We’re not sure how many miles Northup racked up over the years with the program, how many hours he has spent in a bus watching the American countryside roll past. What we are sure of is that he has done those students an incredible service.

Travel is one of the best antidotes to prejudice and small-mindedness in existence. When you leave a region for the first time, your understanding of the world increases. When you have the opportunity to encounter people whose backgrounds are different from your own, you learn most really aren’t all that different.

Few people ever forget the first time they see iconic locations like Washington, D.C., or Yellowstone. Those sights, so different from those familiar to southeast Iowa, are engraved in the memory. It is at moments like that we learn the world is bigger than ourselves and our small communities.

It’s not that Iowa lacks history or that people fail to learn about it. Nor is it merely a question of familiarity breeding contempt. But it is indisputable that the things we see and experience on a daily basis lose some of the value they might otherwise hold. It is far easier to take such things for granted than those sights and experiences we know we might have but once or twice in a lifetime.

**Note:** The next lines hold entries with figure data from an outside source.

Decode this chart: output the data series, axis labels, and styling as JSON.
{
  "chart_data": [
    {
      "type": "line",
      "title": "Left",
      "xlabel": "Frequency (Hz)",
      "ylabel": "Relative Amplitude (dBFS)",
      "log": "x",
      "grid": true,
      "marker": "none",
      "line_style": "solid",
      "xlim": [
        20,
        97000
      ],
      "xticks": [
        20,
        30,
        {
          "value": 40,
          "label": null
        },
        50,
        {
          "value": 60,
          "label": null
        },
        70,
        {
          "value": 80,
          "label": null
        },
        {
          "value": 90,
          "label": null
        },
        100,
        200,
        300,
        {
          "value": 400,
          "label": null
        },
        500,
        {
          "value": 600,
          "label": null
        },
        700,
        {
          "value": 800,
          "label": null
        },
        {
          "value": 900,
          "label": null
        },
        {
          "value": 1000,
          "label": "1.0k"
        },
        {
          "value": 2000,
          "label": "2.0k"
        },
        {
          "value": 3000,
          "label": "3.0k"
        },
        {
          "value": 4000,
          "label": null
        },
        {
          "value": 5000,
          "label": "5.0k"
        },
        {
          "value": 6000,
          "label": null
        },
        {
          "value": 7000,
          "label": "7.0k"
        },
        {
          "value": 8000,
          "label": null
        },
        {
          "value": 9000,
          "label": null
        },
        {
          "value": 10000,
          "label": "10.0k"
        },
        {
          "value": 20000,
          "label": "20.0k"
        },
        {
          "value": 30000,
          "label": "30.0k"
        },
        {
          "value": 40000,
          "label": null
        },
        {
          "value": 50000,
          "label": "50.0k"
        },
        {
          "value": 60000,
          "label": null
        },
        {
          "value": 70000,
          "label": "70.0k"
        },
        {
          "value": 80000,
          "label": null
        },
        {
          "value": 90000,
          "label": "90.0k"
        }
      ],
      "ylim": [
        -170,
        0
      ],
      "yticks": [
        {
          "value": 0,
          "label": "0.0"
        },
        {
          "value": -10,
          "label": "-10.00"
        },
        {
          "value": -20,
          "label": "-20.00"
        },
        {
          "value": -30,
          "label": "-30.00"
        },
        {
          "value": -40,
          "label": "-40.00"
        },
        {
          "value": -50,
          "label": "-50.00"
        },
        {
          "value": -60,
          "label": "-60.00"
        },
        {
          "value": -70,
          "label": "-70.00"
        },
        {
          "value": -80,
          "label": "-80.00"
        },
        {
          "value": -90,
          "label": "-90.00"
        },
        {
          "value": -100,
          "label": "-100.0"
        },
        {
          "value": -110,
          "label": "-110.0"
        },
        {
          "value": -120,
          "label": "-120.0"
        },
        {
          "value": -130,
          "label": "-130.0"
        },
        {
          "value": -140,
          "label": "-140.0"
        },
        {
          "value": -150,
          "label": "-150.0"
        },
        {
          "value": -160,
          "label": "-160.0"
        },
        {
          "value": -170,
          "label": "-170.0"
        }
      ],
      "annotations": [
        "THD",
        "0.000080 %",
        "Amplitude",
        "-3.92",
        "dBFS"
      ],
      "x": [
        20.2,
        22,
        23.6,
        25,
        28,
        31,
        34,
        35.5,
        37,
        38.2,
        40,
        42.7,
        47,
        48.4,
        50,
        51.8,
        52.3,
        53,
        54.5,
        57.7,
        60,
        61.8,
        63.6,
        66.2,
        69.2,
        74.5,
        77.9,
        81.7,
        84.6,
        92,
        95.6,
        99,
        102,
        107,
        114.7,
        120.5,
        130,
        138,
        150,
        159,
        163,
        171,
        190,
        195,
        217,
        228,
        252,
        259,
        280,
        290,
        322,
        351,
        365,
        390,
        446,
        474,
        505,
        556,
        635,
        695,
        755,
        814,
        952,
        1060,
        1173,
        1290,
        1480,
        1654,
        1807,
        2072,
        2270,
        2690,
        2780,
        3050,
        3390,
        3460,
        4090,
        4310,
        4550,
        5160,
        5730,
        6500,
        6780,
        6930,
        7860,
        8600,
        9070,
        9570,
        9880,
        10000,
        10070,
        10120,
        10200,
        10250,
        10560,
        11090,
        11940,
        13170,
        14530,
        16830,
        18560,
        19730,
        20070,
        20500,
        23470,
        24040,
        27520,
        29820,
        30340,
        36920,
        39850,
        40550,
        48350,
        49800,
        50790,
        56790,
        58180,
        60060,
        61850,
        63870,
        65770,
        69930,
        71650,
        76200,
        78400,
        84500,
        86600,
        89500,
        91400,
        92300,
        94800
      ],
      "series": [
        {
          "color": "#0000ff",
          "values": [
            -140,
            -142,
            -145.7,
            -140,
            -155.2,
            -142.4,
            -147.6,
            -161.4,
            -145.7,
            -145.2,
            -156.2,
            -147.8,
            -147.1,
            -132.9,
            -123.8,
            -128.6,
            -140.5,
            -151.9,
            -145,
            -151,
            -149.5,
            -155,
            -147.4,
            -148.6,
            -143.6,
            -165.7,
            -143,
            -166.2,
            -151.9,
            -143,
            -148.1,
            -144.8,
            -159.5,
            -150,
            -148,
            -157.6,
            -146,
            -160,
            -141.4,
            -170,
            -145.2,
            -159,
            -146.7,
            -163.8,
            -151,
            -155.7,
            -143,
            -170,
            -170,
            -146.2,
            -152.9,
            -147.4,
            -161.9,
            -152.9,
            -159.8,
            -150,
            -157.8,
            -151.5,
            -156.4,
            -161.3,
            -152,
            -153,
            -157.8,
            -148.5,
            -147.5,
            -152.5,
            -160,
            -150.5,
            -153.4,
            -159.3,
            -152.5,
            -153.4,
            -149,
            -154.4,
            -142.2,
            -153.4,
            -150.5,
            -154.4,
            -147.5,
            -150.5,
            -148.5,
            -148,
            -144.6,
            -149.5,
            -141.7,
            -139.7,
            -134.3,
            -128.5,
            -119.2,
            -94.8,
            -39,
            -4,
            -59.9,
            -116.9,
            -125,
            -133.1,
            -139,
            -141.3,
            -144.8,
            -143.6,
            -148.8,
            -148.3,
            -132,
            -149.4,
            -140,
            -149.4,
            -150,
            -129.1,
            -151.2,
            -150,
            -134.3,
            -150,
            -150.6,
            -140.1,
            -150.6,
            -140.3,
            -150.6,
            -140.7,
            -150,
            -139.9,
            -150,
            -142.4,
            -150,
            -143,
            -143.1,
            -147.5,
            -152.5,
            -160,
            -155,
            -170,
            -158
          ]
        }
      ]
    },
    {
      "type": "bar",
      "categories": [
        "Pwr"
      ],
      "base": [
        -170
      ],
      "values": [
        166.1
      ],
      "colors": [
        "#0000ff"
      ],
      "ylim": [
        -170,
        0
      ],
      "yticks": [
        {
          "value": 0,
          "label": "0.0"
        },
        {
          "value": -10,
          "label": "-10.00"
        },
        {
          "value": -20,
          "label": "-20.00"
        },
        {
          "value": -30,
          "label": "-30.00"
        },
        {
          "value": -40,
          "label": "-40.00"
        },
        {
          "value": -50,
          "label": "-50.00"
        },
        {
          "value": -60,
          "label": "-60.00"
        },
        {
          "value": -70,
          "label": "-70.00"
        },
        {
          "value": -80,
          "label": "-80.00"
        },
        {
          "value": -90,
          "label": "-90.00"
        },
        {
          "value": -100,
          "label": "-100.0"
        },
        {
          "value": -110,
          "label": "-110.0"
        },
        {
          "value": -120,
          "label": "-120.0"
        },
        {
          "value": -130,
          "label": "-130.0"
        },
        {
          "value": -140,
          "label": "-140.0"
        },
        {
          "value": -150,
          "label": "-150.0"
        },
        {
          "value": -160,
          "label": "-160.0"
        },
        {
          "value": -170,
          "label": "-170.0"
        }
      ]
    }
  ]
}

Travel changes our view of the familiar as well. Author Terry Pratchett put it well:

“Why do you go away? So that you can come back. So that you can see the place you came from with new eyes and extra colors. And the people there see you differently, too. Coming back to where you started is not the same as never leaving.”

The travel programs Northup has led offered the opportunity to grow to generations of students. He spent more than four decades finding ways for students who might not otherwise have had the chance to experience the world outside of southeast Iowa to do so. While they might not fully understand how precious such an experience is at the time, they surely do later in life.

The comments left online at the program’s Facebook page reflect that understanding. Scores of people have left their thoughts about the trips they took. They talk about the fun they had, about how the trips improved their understanding and appreciation for our country.

There is some question about the future of the travel program. While the school district has said it wants the program to continue, questions about how fundraising will be done and whether students will fully benefit from their own efforts are real. We hope a means can be found to continue the trips.

The locations sought by the travel program cannot be said to lack visitors. They are not, in Robert Frost’s words, the roads less travelled by. But they have certainly made all the difference for those who have accompanied Northup over the years.